Got your point, currently , the cell is a ref to a slice in ByteBuff. So we'd
better to clone the cell into a new cell (only key is needed) and save it in
prevCellList ? For large row, the newly cloned cell will take more heap
memory, but it won't effect the ByteBuff GC.
> FilterList with MUST_PASS_ONE may lead to redundant cells returned
> ------------------------------------------------------------------
>
> Key: HBASE-17678
> URL: https://issues.apache.org/jira/browse/HBASE-17678
> Project: HBase
> Issue Type: Bug
> Components: Filters
> Affects Versions: 2.0.0, 1.3.0, 1.2.1
> Environment: RedHat 7.x
> Reporter: Jason Tokayer
> Assignee: Zheng Hu
> Attachments: HBASE-17678.v1.patch, HBASE-17678.v1.rough.patch,
> HBASE-17678.v2.patch, HBASE-17678.v3.patch, HBASE-17678.v4.patch,
> HBASE-17678.v4.patch, HBASE-17678.v5.patch, HBASE-17678.v6.patch,
> HBASE-17678.v7.patch, HBASE-17678.v7.patch,
> TestColumnPaginationFilterDemo.java
>
>
> When combining ColumnPaginationFilter with a single-element filterList,
> MUST_PASS_ONE and MUST_PASS_ALL give different results when there are
> multiple cells with the same timestamp. This is unexpected since there is
> only a single filter in the list, and I would believe that MUST_PASS_ALL and
> MUST_PASS_ONE should only affect the behavior of the joined filter and not
> the behavior of any one of the individual filters. If this is not a bug then
> it would be nice if the documentation is updated to explain this nuanced
> behavior.
> I know that there was a decision made in an earlier Hbase version to keep
> multiple cells with the same timestamp.

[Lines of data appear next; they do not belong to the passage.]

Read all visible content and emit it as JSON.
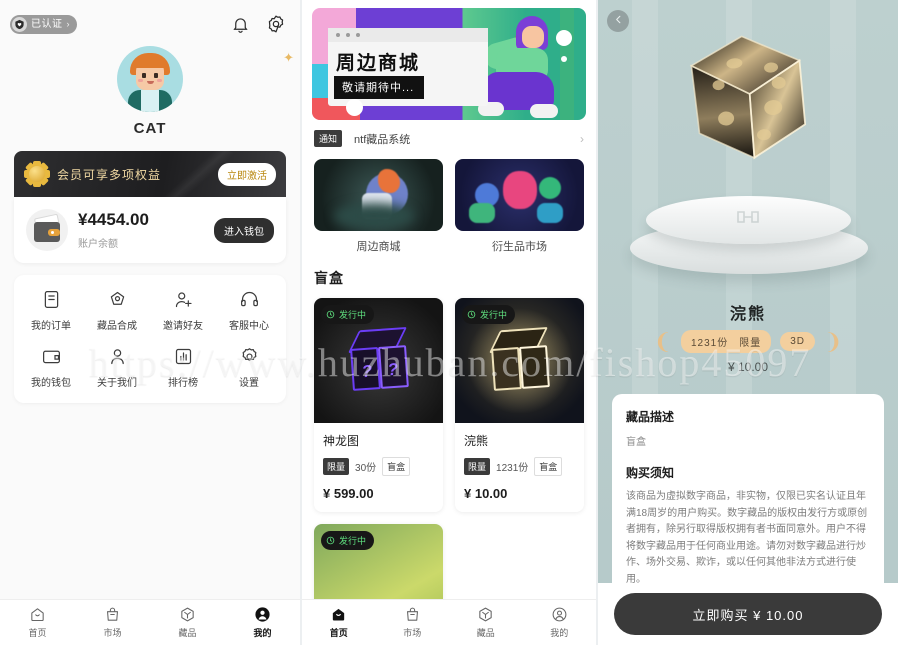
{
  "profile": {
    "verified_badge": "已认证",
    "verified_chevron": "›",
    "bell_icon": "bell-icon",
    "gear_icon": "gear-icon",
    "username": "CAT",
    "member_banner_text": "会员可享多项权益",
    "member_activate_label": "立即激活",
    "wallet_amount": "¥4454.00",
    "wallet_label": "账户余额",
    "wallet_button": "进入钱包",
    "menu": [
      {
        "label": "我的订单",
        "icon": "order-icon"
      },
      {
        "label": "藏品合成",
        "icon": "compose-icon"
      },
      {
        "label": "邀请好友",
        "icon": "invite-friend-icon"
      },
      {
        "label": "客服中心",
        "icon": "headset-icon"
      },
      {
        "label": "我的钱包",
        "icon": "wallet-icon"
      },
      {
        "label": "关于我们",
        "icon": "person-icon"
      },
      {
        "label": "排行榜",
        "icon": "chart-icon"
      },
      {
        "label": "设置",
        "icon": "settings-icon"
      }
    ]
  },
  "tabbar": {
    "items": [
      {
        "label": "首页",
        "icon": "home-icon"
      },
      {
        "label": "市场",
        "icon": "market-icon"
      },
      {
        "label": "藏品",
        "icon": "collection-icon"
      },
      {
        "label": "我的",
        "icon": "profile-icon"
      }
    ],
    "active_profile": "我的",
    "active_home": "首页"
  },
  "home": {
    "banner": {
      "title": "周边商城",
      "subtitle": "敬请期待中..."
    },
    "notice": {
      "badge": "通知",
      "text": "ntf藏品系统",
      "chevron": "›"
    },
    "categories": [
      {
        "label": "周边商城"
      },
      {
        "label": "衍生品市场"
      }
    ],
    "section_title": "盲盒",
    "boxes": [
      {
        "status": "发行中",
        "name": "神龙图",
        "limit_tag": "限量",
        "qty": "30份",
        "type_tag": "盲盒",
        "price": "¥ 599.00"
      },
      {
        "status": "发行中",
        "name": "浣熊",
        "limit_tag": "限量",
        "qty": "1231份",
        "type_tag": "盲盒",
        "price": "¥ 10.00"
      },
      {
        "status": "发行中",
        "name": "",
        "limit_tag": "",
        "qty": "",
        "type_tag": "",
        "price": ""
      }
    ]
  },
  "detail": {
    "back_icon": "chevron-left-icon",
    "title": "浣熊",
    "tag_qty": "1231份",
    "tag_limit": "限量",
    "tag_3d": "3D",
    "price": "¥ 10.00",
    "desc_heading": "藏品描述",
    "desc_text": "盲盒",
    "notice_heading": "购买须知",
    "notice_text": "该商品为虚拟数字商品，非实物，仅限已实名认证且年满18周岁的用户购买。数字藏品的版权由发行方或原创者拥有，除另行取得版权拥有者书面同意外。用户不得将数字藏品用于任何商业用途。请勿对数字藏品进行炒作、场外交易、欺诈，或以任何其他非法方式进行使用。",
    "buy_button": "立即购买 ¥ 10.00"
  },
  "watermark": "https://www.huzhuban.com/fishop45097",
  "colors": {
    "accent_gold": "#f0d9a3",
    "status_green": "#5fe07f",
    "detail_bg": "#b8cccb",
    "tag_peach": "#f3cf9e",
    "dark": "#3a3a3a"
  }
}
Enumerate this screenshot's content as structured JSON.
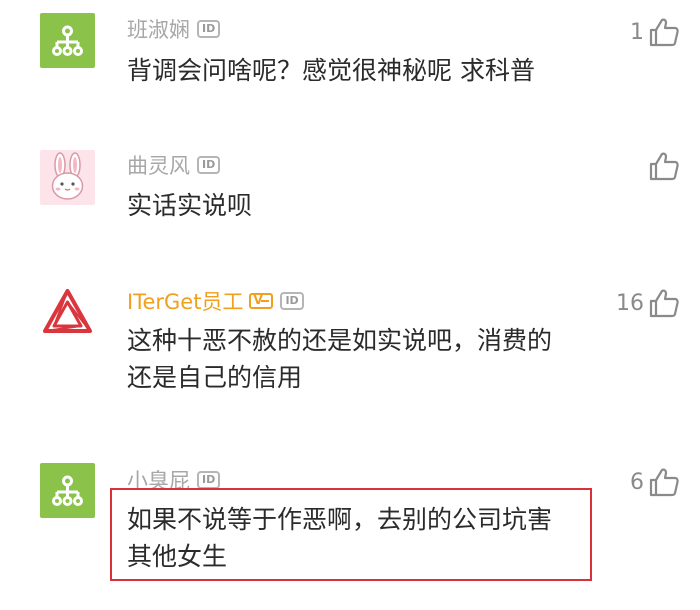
{
  "comments": [
    {
      "username": "班淑娴",
      "id_badge": "ID",
      "avatar_icon": "tree-network-icon",
      "avatar_bg": "#8bc34a",
      "content": "背调会问啥呢？感觉很神秘呢 求科普",
      "likes": "1"
    },
    {
      "username": "曲灵风",
      "id_badge": "ID",
      "avatar_icon": "rabbit-icon",
      "avatar_bg": "#fde4ea",
      "content": "实话实说呗",
      "likes": ""
    },
    {
      "username": "ITerGet员工",
      "id_badge": "ID",
      "avatar_icon": "triangle-logo-icon",
      "avatar_bg": "#ffffff",
      "verified_icon": "verified-v-icon",
      "content": "这种十恶不赦的还是如实说吧，消费的\n还是自己的信用",
      "likes": "16"
    },
    {
      "username": "小臭屁",
      "id_badge": "ID",
      "avatar_icon": "tree-network-icon",
      "avatar_bg": "#8bc34a",
      "content": "如果不说等于作恶啊，去别的公司坑害\n其他女生",
      "likes": "6"
    }
  ],
  "colors": {
    "username": "#a7a7a7",
    "official_username": "#f0a01e",
    "content_text": "#2b2b2b",
    "highlight_border": "#d9303a",
    "like_icon": "#8a8a8a"
  },
  "like_icon": "thumbs-up-icon",
  "verified_badge_text": "V"
}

This is generally fine but presents
> an issue when using the aforementioned filter combination.
> Steps to reproduce:
> In the shell create a table and insert some data:
> {code:none}
> create 'ns:tbl',{NAME => 'family',VERSIONS => 100}
> put 'ns:tbl','row','family:name','John',1000000000000
> put 'ns:tbl','row','family:name','Jane',1000000000000
> put 'ns:tbl','row','family:name','Gil',1000000000000
> put 'ns:tbl','row','family:name','Jane',1000000000000
> {code}
> Then, use a Scala client as:
> {code:none}
> import org.apache.hadoop.hbase.filter._
> import org.apache.hadoop.hbase.util.Bytes
> import org.apache.hadoop.hbase.client._
> import org.apache.hadoop.hbase.{CellUtil, HBaseConfiguration, TableName}
> import scala.collection.mutable._
> val config = HBaseConfiguration.create()
> config.set("hbase.zookeeper.quorum", "localhost")
> config.set("hbase.zookeeper.property.clientPort", "2181")
> val connection = ConnectionFactory.createConnection(config)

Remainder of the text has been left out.